Havia acontecido, fora deixada em silêncio por quem jamais havia a decepcionado, seu apoio na realidade desde que nada sobrara que não a terra e cadáveres para que a própria enterrasse. Ela deixava o estresse sair do corpo, nem sempre a magia no ambiente respondia, de fato, contudo jamais havia deixado de responde-la em sua fragilidade, nem quando preparara sua própria corda de forca nos galhos retorcidos. Ela continuara o trabalho de seus pais depois de enterrá-los no campo, a mente e o corpo não suportaram ir tão longe. Ama sabia muito bem fazer amarrações, sabia o porte da corda, galho e a estimativa do próprio peso, estava bem calculado. Todo galho que tentava suspender-se acabava desaparecendo ou mudando de forma e caindo junto de si. Jamais conseguira suspender ao corpo naquelas árvores, a floresta não permitia, embora silenciosa. Continuara trabalhando todos os dias, eventualmente conseguira preencher-se a um ponto que abandonara a ideia. A expectativa era o pior de tudo, então ela a suprimira, não deixara de trabalhar por um momento enquanto a luz estava alta.

Aqueles foram os primeiros dias, após tanto tempo, o qual não estava a fazer nada. Depois disso, também aprendera a jamais tomar decisões durante seu desespero, pouco daí provém da sabedoria. Sequer havia percebido o tempo passar, pouco assistira alguém envelhecer, sua noção de realidade se dava pelo crescimento da lavoura, não pelo seu. Não consumia ou fazia corrupção, não lidava com autoestima – a lavoura precisava dela para crescer, Ama –, ela era a única ali, tais coisas que precisavam de comparativos e deturpações não podiam encontrar campo em si.
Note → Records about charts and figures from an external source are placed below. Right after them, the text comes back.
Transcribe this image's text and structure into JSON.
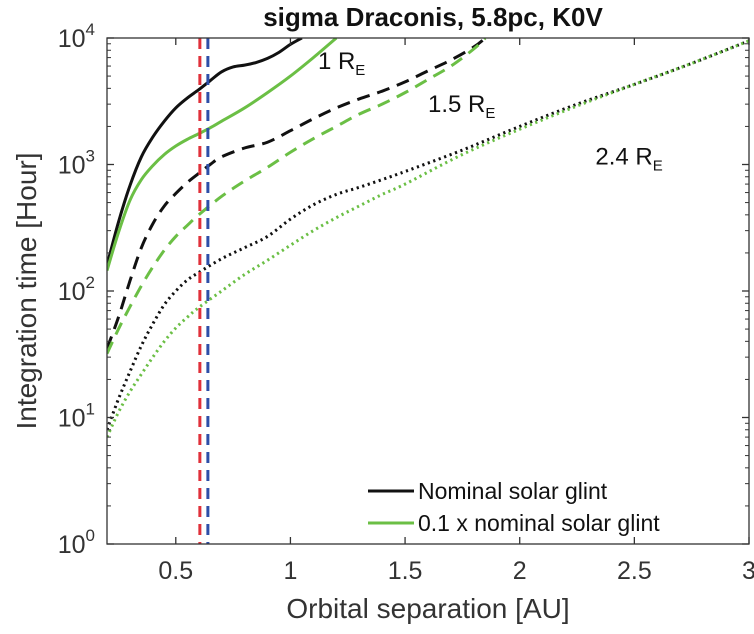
{
  "chart_data": {
    "type": "line",
    "title": "sigma Draconis, 5.8pc, K0V",
    "xlabel": "Orbital separation [AU]",
    "ylabel": "Integration time [Hour]",
    "xlim": [
      0.2,
      3
    ],
    "ylim": [
      1,
      10000
    ],
    "yscale": "log",
    "grid": false,
    "legend_position": "bottom-right",
    "x_ticks": [
      "0.5",
      "1",
      "1.5",
      "2",
      "2.5",
      "3"
    ],
    "y_ticks": [
      {
        "base": "10",
        "exp": "0",
        "value": 1
      },
      {
        "base": "10",
        "exp": "1",
        "value": 10
      },
      {
        "base": "10",
        "exp": "2",
        "value": 100
      },
      {
        "base": "10",
        "exp": "3",
        "value": 1000
      },
      {
        "base": "10",
        "exp": "4",
        "value": 10000
      }
    ],
    "legend": [
      {
        "label": "Nominal solar glint",
        "color": "#111111"
      },
      {
        "label": "0.1 x nominal solar glint",
        "color": "#6bbf45"
      }
    ],
    "annotations": [
      {
        "text": "1 R",
        "sub": "E",
        "x": 1.12,
        "y": 5700
      },
      {
        "text": "1.5 R",
        "sub": "E",
        "x": 1.6,
        "y": 2600
      },
      {
        "text": "2.4 R",
        "sub": "E",
        "x": 2.33,
        "y": 1000
      }
    ],
    "vlines": [
      {
        "x": 0.605,
        "color": "#e0303a"
      },
      {
        "x": 0.64,
        "color": "#2e4fa8"
      }
    ],
    "series": [
      {
        "radius": "1 R_E",
        "glint": "nominal",
        "color": "#111111",
        "dash": "solid",
        "x": [
          0.2,
          0.25,
          0.3,
          0.35,
          0.4,
          0.45,
          0.5,
          0.55,
          0.6,
          0.65,
          0.7,
          0.75,
          0.8,
          0.85,
          0.9,
          0.95,
          1.0,
          1.05
        ],
        "y": [
          160,
          350,
          680,
          1150,
          1650,
          2200,
          2800,
          3350,
          3900,
          4600,
          5400,
          5900,
          6100,
          6400,
          6900,
          7700,
          8900,
          10000
        ]
      },
      {
        "radius": "1 R_E",
        "glint": "0.1x",
        "color": "#6bbf45",
        "dash": "solid",
        "x": [
          0.2,
          0.25,
          0.3,
          0.35,
          0.4,
          0.45,
          0.5,
          0.55,
          0.6,
          0.65,
          0.7,
          0.8,
          0.9,
          1.0,
          1.1,
          1.2
        ],
        "y": [
          145,
          290,
          520,
          760,
          980,
          1200,
          1400,
          1580,
          1750,
          1950,
          2200,
          2800,
          3700,
          5000,
          7000,
          10000
        ]
      },
      {
        "radius": "1.5 R_E",
        "glint": "nominal",
        "color": "#111111",
        "dash": "dashed",
        "x": [
          0.2,
          0.25,
          0.3,
          0.35,
          0.4,
          0.45,
          0.5,
          0.55,
          0.6,
          0.65,
          0.7,
          0.8,
          0.9,
          1.0,
          1.1,
          1.2,
          1.3,
          1.4,
          1.5,
          1.6,
          1.7,
          1.8,
          1.85
        ],
        "y": [
          35,
          62,
          120,
          220,
          340,
          470,
          590,
          720,
          850,
          1000,
          1150,
          1350,
          1500,
          1850,
          2300,
          2800,
          3300,
          3800,
          4500,
          5500,
          6700,
          8500,
          10000
        ]
      },
      {
        "radius": "1.5 R_E",
        "glint": "0.1x",
        "color": "#6bbf45",
        "dash": "dashed",
        "x": [
          0.2,
          0.25,
          0.3,
          0.35,
          0.4,
          0.45,
          0.5,
          0.55,
          0.6,
          0.7,
          0.8,
          0.9,
          1.0,
          1.1,
          1.2,
          1.3,
          1.4,
          1.5,
          1.6,
          1.7,
          1.8,
          1.85
        ],
        "y": [
          32,
          50,
          75,
          110,
          155,
          210,
          270,
          330,
          400,
          560,
          740,
          950,
          1250,
          1600,
          2000,
          2500,
          3000,
          3700,
          4700,
          6000,
          8200,
          10000
        ]
      },
      {
        "radius": "2.4 R_E",
        "glint": "nominal",
        "color": "#111111",
        "dash": "dotted",
        "x": [
          0.2,
          0.25,
          0.3,
          0.35,
          0.4,
          0.45,
          0.5,
          0.55,
          0.6,
          0.7,
          0.8,
          0.9,
          1.0,
          1.1,
          1.2,
          1.3,
          1.4,
          1.5,
          1.75,
          2.0,
          2.25,
          2.5,
          2.75,
          3.0
        ],
        "y": [
          8,
          14,
          23,
          37,
          55,
          78,
          100,
          122,
          140,
          180,
          220,
          270,
          370,
          480,
          580,
          660,
          760,
          880,
          1300,
          2000,
          3000,
          4300,
          6300,
          9500
        ]
      },
      {
        "radius": "2.4 R_E",
        "glint": "0.1x",
        "color": "#6bbf45",
        "dash": "dotted",
        "x": [
          0.2,
          0.25,
          0.3,
          0.35,
          0.4,
          0.45,
          0.5,
          0.55,
          0.6,
          0.7,
          0.8,
          0.9,
          1.0,
          1.1,
          1.2,
          1.3,
          1.4,
          1.5,
          1.75,
          2.0,
          2.25,
          2.5,
          2.75,
          3.0
        ],
        "y": [
          7,
          11,
          16,
          22,
          30,
          40,
          51,
          62,
          74,
          100,
          135,
          175,
          230,
          300,
          380,
          470,
          580,
          700,
          1200,
          1900,
          2900,
          4300,
          6300,
          9500
        ]
      }
    ]
  }
}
Ama deixa seu corpo submergir e ela busca sua face. Seu corpo havia se alimentado das Desesperanczas, mas elas deram-lhe forças além da patologia desconhecida. As mãos arrancam cascas da face, os líquidos e ferimentos, lavando-os seguidamente. Não sabia se chorava ou algo do tipo, estivera seca por dias, mas agora era rodeada por água. Arranca as cascas dos olhos e deixa que vão ao fundo. O cansaço era tão profundo quanto sua determinação.